This Is Where I Leave You by Jonathan Tropper
Dear Sissybug Book Review


Dear Sissybug,

While I do think you were a bit harsh in your review, I will say that I generally agree with your sentiments.

I will also say the following: the movie is so so so much better than the book.*


When you first asked me what I thought as I was reading this novel, before I had even seen the movie, I mentioned to you that I felt like the main character (and through the connection of creation, the author) was a complete misogynist who viewed women as nothing but sexual objects and that it made me feel a bit icked out. My opinion remains unchanged.

To be fair, those knockers
were legendary.
You're right. Every woman he comes across is either an asexual family member (oddly enough his own mother is excluded from this first category in a rather oedipal facet of the story) or a potential sexual encounter. I got really tired of the constant explanations about how he longed to caress one woman's thigh, another woman's earlobe, or yet another woman's uterus. Honestly, though, what upset me most about it was the way he presented the desire.
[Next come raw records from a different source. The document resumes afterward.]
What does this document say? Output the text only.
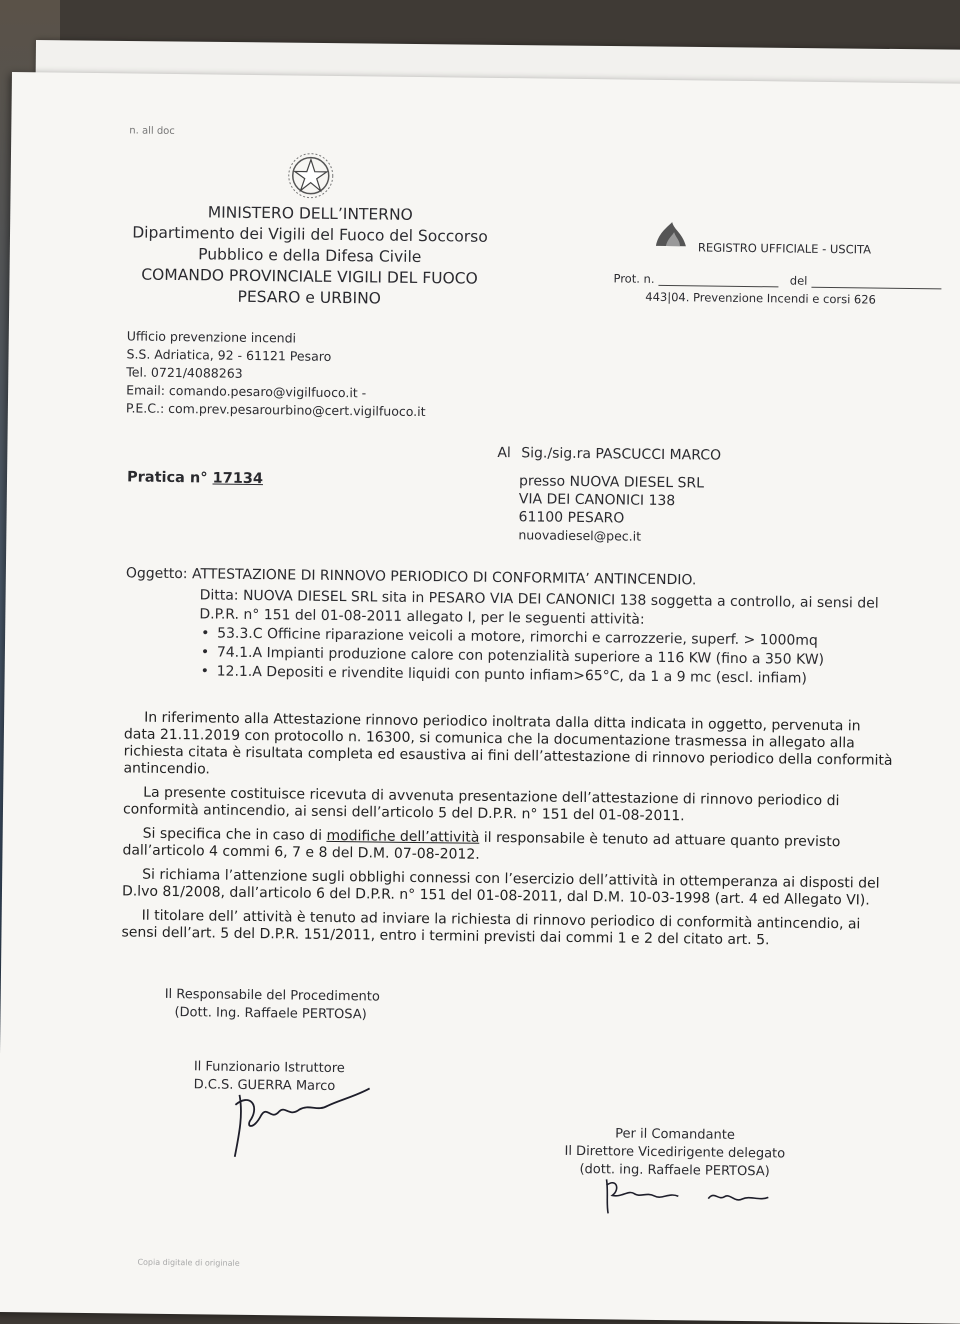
n. all doc
MINISTERO DELL’INTERNO
Dipartimento dei Vigili del Fuoco del Soccorso
Pubblico e della Difesa Civile
COMANDO PROVINCIALE VIGILI DEL FUOCO
PESARO e URBINO
REGISTRO UFFICIALE - USCITA
Prot. n.	del
443|04. Prevenzione Incendi e corsi 626
Ufficio prevenzione incendi
S.S. Adriatica, 92 - 61121 Pesaro
Tel. 0721/4088263
Email: comando.pesaro@vigilfuoco.it -
P.E.C.: com.prev.pesarourbino@cert.vigilfuoco.it
Al Sig./sig.ra PASCUCCI MARCO
presso NUOVA DIESEL SRL
VIA DEI CANONICI 138
61100 PESARO
nuovadiesel@pec.it
Pratica n° 17134
Oggetto: ATTESTAZIONE DI RINNOVO PERIODICO DI CONFORMITA’ ANTINCENDIO.
Ditta: NUOVA DIESEL SRL sita in PESARO VIA DEI CANONICI 138 soggetta a controllo, ai sensi del
D.P.R. n° 151 del 01-08-2011 allegato I, per le seguenti attività:
• 53.3.C Officine riparazione veicoli a motore, rimorchi e carrozzerie, superf. > 1000mq
• 74.1.A Impianti produzione calore con potenzialità superiore a 116 KW (fino a 350 KW)
• 12.1.A Depositi e rivendite liquidi con punto infiam>65°C, da 1 a 9 mc (escl. infiam)

In riferimento alla Attestazione rinnovo periodico inoltrata dalla ditta indicata in oggetto, pervenuta in data 21.11.2019 con protocollo n. 16300, si comunica che la documentazione trasmessa in allegato alla richiesta citata è risultata completa ed esaustiva ai fini dell’attestazione di rinnovo periodico della conformità antincendio.

La presente costituisce ricevuta di avvenuta presentazione dell’attestazione di rinnovo periodico di conformità antincendio, ai sensi dell’articolo 5 del D.P.R. n° 151 del 01-08-2011.

Si specifica che in caso di modifiche dell’attività il responsabile è tenuto ad attuare quanto previsto dall’articolo 4 commi 6, 7 e 8 del D.M. 07-08-2012.

Si richiama l’attenzione sugli obblighi connessi con l’esercizio dell’attività in ottemperanza ai disposti del D.lvo 81/2008, dall’articolo 6 del D.P.R. n° 151 del 01-08-2011, dal D.M. 10-03-1998 (art. 4 ed Allegato VI).

Il titolare dell’ attività è tenuto ad inviare la richiesta di rinnovo periodico di conformità antincendio, ai sensi dell’art. 5 del D.P.R. 151/2011, entro i termini previsti dai commi 1 e 2 del citato art. 5.

Il Responsabile del Procedimento
(Dott. Ing. Raffaele PERTOSA)
Il Funzionario Istruttore
D.C.S. GUERRA Marco
Per il Comandante
Il Direttore Vicedirigente delegato
(dott. ing. Raffaele PERTOSA)
Copia digitale di originale
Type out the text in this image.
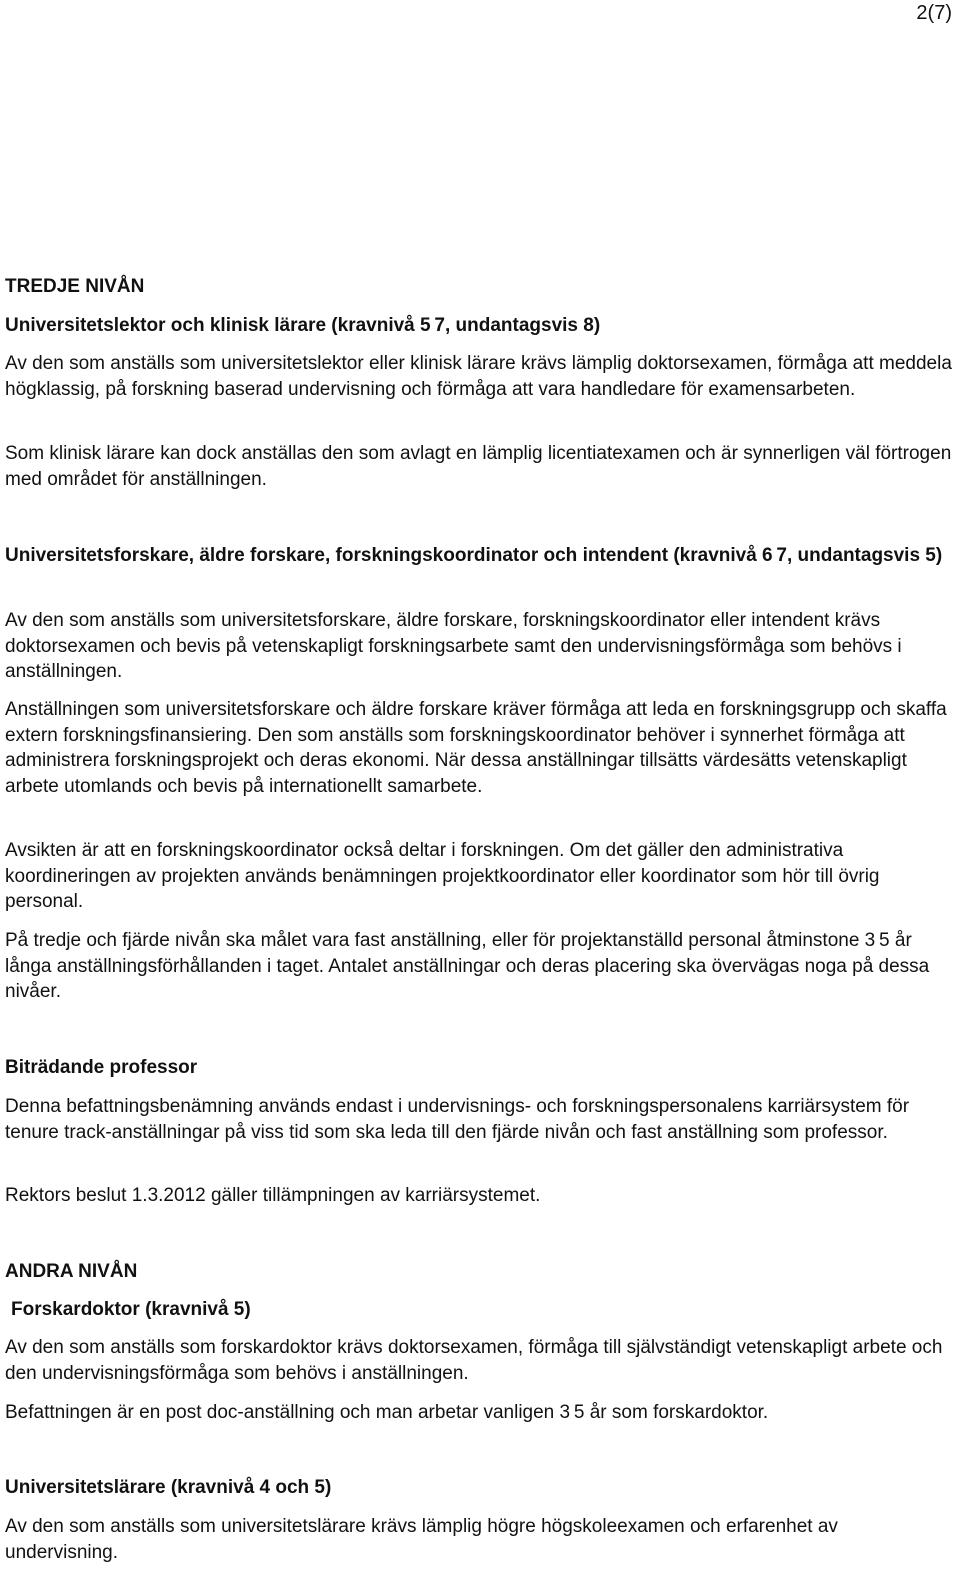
2(7)

TREDJE NIVÅN

Universitetslektor och klinisk lärare (kravnivå 5 7, undantagsvis 8)

Av den som anställs som universitetslektor eller klinisk lärare krävs lämplig doktorsexamen, förmåga att meddela högklassig, på forskning baserad undervisning och förmåga att vara handledare för examensarbeten.

Som klinisk lärare kan dock anställas den som avlagt en lämplig licentiatexamen och är synnerligen väl förtrogen med området för anställningen.

Universitetsforskare, äldre forskare, forskningskoordinator och intendent (kravnivå 6 7, undantagsvis 5)

Av den som anställs som universitetsforskare, äldre forskare, forskningskoordinator eller intendent krävs doktorsexamen och bevis på vetenskapligt forskningsarbete samt den undervisningsförmåga som behövs i anställningen.

Anställningen som universitetsforskare och äldre forskare kräver förmåga att leda en forskningsgrupp och skaffa extern forskningsfinansiering. Den som anställs som forskningskoordinator behöver i synnerhet förmåga att administrera forskningsprojekt och deras ekonomi. När dessa anställningar tillsätts värdesätts vetenskapligt arbete utomlands och bevis på internationellt samarbete.

Avsikten är att en forskningskoordinator också deltar i forskningen. Om det gäller den administrativa koordineringen av projekten används benämningen projektkoordinator eller koordinator som hör till övrig personal.

På tredje och fjärde nivån ska målet vara fast anställning, eller för projektanställd personal åtminstone 3 5 år långa anställningsförhållanden i taget. Antalet anställningar och deras placering ska övervägas noga på dessa nivåer.

Biträdande professor

Denna befattningsbenämning används endast i undervisnings- och forskningspersonalens karriärsystem för tenure track-anställningar på viss tid som ska leda till den fjärde nivån och fast anställning som professor.

Rektors beslut 1.3.2012 gäller tillämpningen av karriärsystemet.

ANDRA NIVÅN

Forskardoktor (kravnivå 5)

Av den som anställs som forskardoktor krävs doktorsexamen, förmåga till självständigt vetenskapligt arbete och den undervisningsförmåga som behövs i anställningen.

Befattningen är en post doc-anställning och man arbetar vanligen 3 5 år som forskardoktor.

Universitetslärare (kravnivå 4 och 5)

Av den som anställs som universitetslärare krävs lämplig högre högskoleexamen och erfarenhet av undervisning.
It was almost as if he was masking outright physical lust with some sort of charming, quasi-respectful bullshit. He never said, "I find that woman attractive. I want to have sex with her because her boobs make my penis hard." Instead, he fantasized about relationships with them, attempting to prove that he was one of the good ones, in it for the long haul to treat a woman right instead of the one-night bone session he actually wanted. It was almost as if Tropper was trying to convince his female readers that he wasn't a complete and utter douchebag. Needless to say, I am still unconvinced.

Part of me is chalking it up to the fact that I've never been divorced, so I don't know how that affects a person's psyche, but I feel like that's not a very strong leg to stand on when it comes to the objectification of human beings.

The kid's poop scene was one of my favorites, as I'm sure it was one of yours. It made me laugh so hard while I was on break at work that a coworker leaned over to my desk to see if everything was okay. You know how our family deals with poop jokes, so the humor was not lost on me.

I disagree with you that the characters were one-dimensional, though. Judd and his idiocy aside, there were so many instances of realistic writing in this novel, especially when it came to the characters and their decisions.

I want to be Tina Fey's best friend.
For example, Wendy. I know you weren't a big fan, but I really liked this character.** I hated that she chose to stay with her tool of a husband at the end instead of leaving him for Horry, but I understood her decision. She made the choice to be unhappy - a choice that was hers to make, happy little ending bow be damned. I don't have to like the choice, but I appreciate that Tropper didn't give his readers what they wanted here. It rang really true with me, and I appreciated that.

Like you, I also really enjoyed the mother. I absolutely adored the relationship between her and Linda, the next door neighbor, and I loved the fact that she was unashamed of her new breasts and unafraid to admit that she had gotten them through unnatural methods. She was an older, intelligent, sexual being, and I don't think that's represented enough in today's media. Old people are celibate and senile, or so the media has convinced us.

I didn't so much like Tracy, however. I pitied her, yes, but my sympathy went out the window the minute they said they were engaged. She put herself into the position of being in a relationship with a man who was a perpetual child obsessed with getting as much sex as he could get from whomever he could convince to sleep with him. She knew him better than everyone else - she was his therapist, for goodness sakes - so she should have known, especially at her age and experience, that he was bad news.

At the end of the day, I give the book a very hesitant 3.5 stars, but ultimately I recommend watching the movie instead. It's heartwarming, and entirely lacking in misogyny. Jason Bateman did a bang up job of actually being a relatively good human being who was going through something awful.


 Sincerely,
Stefers the Great
AKA Sister Person

*As a bibliophile, my soul died just a little bit as I typed that sentence.

** I think my attachment to this character may have been swayed by the fact that I saw Tina Fey's representation of her, and I have an unhealthy love for the actress and anything she does.